Das illustre Label „Stickman Records“ hat sich derweil dazu entschlossen, die frühen Werke von Slut nochmal aus der Kiste zu kramen und sie in den örtlichen Plattenläden zu platzieren. Wer die Jungs vor dem großen Durchbruch noch nicht auf den Schirm hatte, sollte die Chance nutzen und sich „For Exercise And Amusement“ und „Interference“ unbedingt nach Hause holen. Die Scheiben stehen den restlichen Releases der Band in Nichts nach. Ein psychedelischer Schleier liegt über der Musik und ein Hit, wie „Interference“ macht klar, wozu diese Band fortan noch im Stande sein wird. Hinter all dem Lärm und den Gitarren wird immer wieder der Wunsch sichtbar, hymnische Pop-Songs zu schreiben. Eben deshalb möchte man zu einem Stück wie „Postcard No. 17“ am liebsten die/den verdutzte/Studienkollegin/en vom Stuhl knutschen. Slut schreiben Hymnen, die einen stundenlang nicht mehr loslassen. Die man den lieben langen Tag unaufhörlich vor sich her summt. Schön, dass Slut sich auch auf ihrer kommenden Tour wieder den verschollenen Perlen hier annehmen werden. Alles in allem ein außerordentlich schmissiges Frühwerk, dessen trockene Songs gerade aufgrund des vollständigen Verzichts auf elektronische Anleihen, direkt ins Herz des Hörers rasen.

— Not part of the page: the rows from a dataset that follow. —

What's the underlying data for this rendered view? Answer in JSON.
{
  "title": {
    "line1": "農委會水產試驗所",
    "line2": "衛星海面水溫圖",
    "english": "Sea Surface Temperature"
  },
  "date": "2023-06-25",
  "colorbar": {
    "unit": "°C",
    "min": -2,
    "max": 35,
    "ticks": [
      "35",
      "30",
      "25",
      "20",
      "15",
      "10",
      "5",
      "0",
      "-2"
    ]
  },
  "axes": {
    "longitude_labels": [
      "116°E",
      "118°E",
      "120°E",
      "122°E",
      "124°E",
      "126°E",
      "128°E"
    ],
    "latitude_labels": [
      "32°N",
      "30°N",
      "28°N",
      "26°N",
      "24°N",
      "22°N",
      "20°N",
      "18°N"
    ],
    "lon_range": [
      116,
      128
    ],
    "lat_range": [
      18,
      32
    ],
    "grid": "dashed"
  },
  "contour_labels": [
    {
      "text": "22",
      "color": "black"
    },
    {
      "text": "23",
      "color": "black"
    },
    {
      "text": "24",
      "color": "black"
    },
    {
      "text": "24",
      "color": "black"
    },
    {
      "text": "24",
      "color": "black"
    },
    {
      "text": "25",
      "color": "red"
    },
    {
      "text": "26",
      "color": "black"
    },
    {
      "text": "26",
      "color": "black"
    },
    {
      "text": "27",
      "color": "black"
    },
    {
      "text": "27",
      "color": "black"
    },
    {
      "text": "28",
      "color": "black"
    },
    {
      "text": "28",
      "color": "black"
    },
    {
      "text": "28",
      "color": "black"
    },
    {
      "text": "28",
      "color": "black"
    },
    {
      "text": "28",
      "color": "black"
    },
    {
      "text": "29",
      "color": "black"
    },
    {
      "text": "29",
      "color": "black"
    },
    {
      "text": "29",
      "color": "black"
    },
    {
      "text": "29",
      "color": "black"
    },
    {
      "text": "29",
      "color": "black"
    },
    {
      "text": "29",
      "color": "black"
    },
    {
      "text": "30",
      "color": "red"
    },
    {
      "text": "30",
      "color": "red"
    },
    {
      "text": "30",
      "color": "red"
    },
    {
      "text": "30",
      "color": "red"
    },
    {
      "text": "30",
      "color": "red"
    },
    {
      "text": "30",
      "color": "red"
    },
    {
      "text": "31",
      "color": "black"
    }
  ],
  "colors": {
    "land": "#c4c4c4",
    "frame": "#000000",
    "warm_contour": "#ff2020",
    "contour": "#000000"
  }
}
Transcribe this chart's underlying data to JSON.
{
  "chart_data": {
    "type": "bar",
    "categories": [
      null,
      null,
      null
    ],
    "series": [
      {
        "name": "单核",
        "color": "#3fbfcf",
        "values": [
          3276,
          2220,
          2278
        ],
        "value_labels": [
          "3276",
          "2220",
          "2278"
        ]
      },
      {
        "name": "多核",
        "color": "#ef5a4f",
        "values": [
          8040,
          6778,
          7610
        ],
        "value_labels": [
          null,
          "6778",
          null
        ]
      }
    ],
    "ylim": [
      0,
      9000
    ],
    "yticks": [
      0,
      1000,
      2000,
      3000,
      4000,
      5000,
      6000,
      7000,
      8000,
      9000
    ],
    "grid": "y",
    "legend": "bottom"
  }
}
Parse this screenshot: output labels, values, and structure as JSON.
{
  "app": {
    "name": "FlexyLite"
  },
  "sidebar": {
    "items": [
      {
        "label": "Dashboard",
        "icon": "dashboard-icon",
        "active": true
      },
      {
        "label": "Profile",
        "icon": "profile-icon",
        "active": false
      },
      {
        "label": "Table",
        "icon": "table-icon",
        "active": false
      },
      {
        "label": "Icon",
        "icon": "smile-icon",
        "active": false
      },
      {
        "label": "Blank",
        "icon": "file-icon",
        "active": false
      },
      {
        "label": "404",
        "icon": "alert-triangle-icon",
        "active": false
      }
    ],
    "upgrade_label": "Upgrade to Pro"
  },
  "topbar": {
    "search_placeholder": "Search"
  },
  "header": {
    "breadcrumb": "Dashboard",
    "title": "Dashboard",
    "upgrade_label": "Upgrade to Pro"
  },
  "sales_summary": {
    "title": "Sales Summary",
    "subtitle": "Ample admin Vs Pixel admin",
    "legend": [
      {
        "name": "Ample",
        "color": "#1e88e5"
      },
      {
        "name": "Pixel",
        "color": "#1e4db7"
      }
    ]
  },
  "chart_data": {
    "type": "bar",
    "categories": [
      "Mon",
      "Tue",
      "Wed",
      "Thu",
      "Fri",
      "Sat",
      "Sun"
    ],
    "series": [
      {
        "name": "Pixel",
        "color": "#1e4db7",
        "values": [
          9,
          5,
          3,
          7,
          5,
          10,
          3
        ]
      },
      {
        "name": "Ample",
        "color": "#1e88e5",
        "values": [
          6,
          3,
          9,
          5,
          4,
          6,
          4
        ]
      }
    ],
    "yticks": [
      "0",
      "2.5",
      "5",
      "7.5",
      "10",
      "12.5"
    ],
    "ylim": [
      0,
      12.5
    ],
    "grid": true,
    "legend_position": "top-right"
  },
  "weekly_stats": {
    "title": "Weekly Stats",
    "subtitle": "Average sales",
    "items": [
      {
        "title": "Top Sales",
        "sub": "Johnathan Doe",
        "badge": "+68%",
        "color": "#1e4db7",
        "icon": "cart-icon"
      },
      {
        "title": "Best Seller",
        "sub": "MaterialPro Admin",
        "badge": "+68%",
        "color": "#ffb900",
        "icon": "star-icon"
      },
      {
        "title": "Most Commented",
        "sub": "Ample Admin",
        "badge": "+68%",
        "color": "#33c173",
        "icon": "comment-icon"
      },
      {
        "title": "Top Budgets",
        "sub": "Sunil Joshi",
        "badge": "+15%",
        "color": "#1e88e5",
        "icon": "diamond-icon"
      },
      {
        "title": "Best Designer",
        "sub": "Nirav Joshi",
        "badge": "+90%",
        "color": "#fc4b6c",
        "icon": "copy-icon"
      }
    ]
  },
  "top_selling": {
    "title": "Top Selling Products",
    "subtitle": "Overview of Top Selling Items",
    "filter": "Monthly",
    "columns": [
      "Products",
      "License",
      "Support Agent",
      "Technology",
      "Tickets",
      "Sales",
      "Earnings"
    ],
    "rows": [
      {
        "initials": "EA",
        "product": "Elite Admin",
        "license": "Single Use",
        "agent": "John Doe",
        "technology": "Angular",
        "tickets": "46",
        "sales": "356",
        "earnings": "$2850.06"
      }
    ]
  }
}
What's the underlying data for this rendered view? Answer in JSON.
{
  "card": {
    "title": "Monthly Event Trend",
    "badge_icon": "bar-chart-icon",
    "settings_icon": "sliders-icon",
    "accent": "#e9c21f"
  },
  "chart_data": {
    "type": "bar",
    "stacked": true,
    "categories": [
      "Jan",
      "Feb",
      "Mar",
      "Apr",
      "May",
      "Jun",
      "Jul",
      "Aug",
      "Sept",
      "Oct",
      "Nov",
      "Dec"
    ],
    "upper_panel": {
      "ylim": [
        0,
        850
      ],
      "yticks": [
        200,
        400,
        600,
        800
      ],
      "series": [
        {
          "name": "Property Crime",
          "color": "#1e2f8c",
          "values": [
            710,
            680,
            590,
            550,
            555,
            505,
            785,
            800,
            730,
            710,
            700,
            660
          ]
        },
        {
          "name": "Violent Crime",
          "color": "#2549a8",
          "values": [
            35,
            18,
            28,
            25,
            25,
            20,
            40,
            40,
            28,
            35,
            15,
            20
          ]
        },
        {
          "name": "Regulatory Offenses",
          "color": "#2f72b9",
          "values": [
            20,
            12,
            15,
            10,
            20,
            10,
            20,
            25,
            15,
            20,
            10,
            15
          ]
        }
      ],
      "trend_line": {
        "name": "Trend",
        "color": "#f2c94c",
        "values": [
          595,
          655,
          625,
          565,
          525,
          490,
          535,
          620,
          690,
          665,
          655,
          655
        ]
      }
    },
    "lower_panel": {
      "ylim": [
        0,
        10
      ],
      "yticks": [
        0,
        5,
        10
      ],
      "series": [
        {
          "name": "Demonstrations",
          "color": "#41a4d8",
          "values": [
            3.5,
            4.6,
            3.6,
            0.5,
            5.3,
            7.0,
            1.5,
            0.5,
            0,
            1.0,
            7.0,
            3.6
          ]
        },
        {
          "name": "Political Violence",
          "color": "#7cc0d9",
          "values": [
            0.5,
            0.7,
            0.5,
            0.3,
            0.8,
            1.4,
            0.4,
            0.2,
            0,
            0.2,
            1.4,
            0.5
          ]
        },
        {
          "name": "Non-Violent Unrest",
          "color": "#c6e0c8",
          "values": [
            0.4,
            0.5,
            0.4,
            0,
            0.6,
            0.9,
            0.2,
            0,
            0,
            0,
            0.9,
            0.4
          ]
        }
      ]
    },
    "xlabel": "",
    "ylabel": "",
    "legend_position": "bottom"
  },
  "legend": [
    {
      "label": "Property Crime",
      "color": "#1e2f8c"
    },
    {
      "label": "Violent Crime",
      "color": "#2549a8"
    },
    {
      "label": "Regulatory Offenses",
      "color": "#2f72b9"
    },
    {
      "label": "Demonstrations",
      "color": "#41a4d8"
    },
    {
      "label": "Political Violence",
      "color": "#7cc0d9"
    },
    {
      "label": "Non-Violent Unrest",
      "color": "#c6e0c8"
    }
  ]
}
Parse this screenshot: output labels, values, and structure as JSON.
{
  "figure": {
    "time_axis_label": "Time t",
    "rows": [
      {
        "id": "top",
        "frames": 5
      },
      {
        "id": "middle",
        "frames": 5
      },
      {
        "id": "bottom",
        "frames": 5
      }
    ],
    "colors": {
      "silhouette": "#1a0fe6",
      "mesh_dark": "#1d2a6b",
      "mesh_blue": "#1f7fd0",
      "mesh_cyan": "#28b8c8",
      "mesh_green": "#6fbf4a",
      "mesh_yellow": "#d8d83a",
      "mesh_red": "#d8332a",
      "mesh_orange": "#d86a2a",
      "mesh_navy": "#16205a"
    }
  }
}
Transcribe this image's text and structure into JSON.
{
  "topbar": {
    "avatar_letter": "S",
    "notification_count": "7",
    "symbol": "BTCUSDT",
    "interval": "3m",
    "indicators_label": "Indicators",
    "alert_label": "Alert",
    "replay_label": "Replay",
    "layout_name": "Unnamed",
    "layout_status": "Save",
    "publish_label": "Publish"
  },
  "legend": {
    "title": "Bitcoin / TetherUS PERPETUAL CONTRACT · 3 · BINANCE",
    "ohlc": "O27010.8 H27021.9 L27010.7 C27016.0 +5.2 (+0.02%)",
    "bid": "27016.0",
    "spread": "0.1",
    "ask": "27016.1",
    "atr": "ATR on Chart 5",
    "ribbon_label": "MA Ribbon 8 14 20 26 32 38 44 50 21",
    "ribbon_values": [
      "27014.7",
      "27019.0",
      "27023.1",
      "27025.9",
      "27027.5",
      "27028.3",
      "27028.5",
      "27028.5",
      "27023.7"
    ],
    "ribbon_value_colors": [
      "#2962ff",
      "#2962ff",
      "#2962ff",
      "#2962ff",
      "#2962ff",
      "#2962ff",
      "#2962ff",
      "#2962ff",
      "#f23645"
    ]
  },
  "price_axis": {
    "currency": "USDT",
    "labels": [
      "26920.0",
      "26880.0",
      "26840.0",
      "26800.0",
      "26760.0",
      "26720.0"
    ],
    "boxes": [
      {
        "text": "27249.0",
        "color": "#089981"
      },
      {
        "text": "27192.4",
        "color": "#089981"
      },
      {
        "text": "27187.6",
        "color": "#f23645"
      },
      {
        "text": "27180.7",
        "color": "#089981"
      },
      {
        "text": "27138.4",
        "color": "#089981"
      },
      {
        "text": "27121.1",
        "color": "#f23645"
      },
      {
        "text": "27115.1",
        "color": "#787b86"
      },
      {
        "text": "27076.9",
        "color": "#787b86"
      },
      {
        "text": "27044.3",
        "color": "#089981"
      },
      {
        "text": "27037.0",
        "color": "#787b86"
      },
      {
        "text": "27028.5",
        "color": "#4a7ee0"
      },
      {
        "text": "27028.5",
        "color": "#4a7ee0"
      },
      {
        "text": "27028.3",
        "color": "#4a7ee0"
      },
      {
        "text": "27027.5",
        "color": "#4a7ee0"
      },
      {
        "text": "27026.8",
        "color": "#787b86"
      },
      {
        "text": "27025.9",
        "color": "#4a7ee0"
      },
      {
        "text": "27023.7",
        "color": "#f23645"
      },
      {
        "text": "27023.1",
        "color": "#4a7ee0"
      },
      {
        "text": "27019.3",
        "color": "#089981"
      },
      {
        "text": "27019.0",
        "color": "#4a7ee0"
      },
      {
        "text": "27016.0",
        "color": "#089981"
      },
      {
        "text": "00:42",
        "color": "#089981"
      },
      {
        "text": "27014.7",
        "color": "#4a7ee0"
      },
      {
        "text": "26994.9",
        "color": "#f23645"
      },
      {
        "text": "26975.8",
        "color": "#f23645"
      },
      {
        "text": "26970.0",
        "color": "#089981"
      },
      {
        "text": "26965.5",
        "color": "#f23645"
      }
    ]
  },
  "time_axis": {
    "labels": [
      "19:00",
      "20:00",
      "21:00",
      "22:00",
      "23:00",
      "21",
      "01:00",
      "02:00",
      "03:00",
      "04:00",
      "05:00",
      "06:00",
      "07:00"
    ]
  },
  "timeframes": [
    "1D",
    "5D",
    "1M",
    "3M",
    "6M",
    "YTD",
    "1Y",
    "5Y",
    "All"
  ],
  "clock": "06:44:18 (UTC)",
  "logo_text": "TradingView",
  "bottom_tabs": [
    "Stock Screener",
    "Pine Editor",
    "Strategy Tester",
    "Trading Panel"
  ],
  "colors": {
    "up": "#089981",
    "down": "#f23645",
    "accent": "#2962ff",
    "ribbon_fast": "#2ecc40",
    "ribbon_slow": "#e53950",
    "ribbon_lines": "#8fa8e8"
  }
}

The Unlimiters packen derweil die Nostalgie-Keule aus und hauen uns 15 zurückgelehnte Perlen im Grenzgebeit von Posaunen und Trompeten um die Ohren. Ska trifft auf diesem wirklich gelungenen Werk der 7 bis 10-köpfigen Combo auf Surf-Anleihen und Pop-Melodien. Wer auf The Specials und Konsorten steht, sollte sich die Scheibe auf keinen Fall entgehen lassen. So viele Gründe, sich in die Hängematte zu schmeißen, findet man sonst nicht mal auf der nächsten Palmenstrand-Oase. Wer sich in diesem Tagen nach einem echten Sommeralbum sehnt, sollte sich dieses zweistimmig eingesäuselte Werk der Protagonisten Nathan Moore und Erika Abalos unbedingt ins Regal stellen.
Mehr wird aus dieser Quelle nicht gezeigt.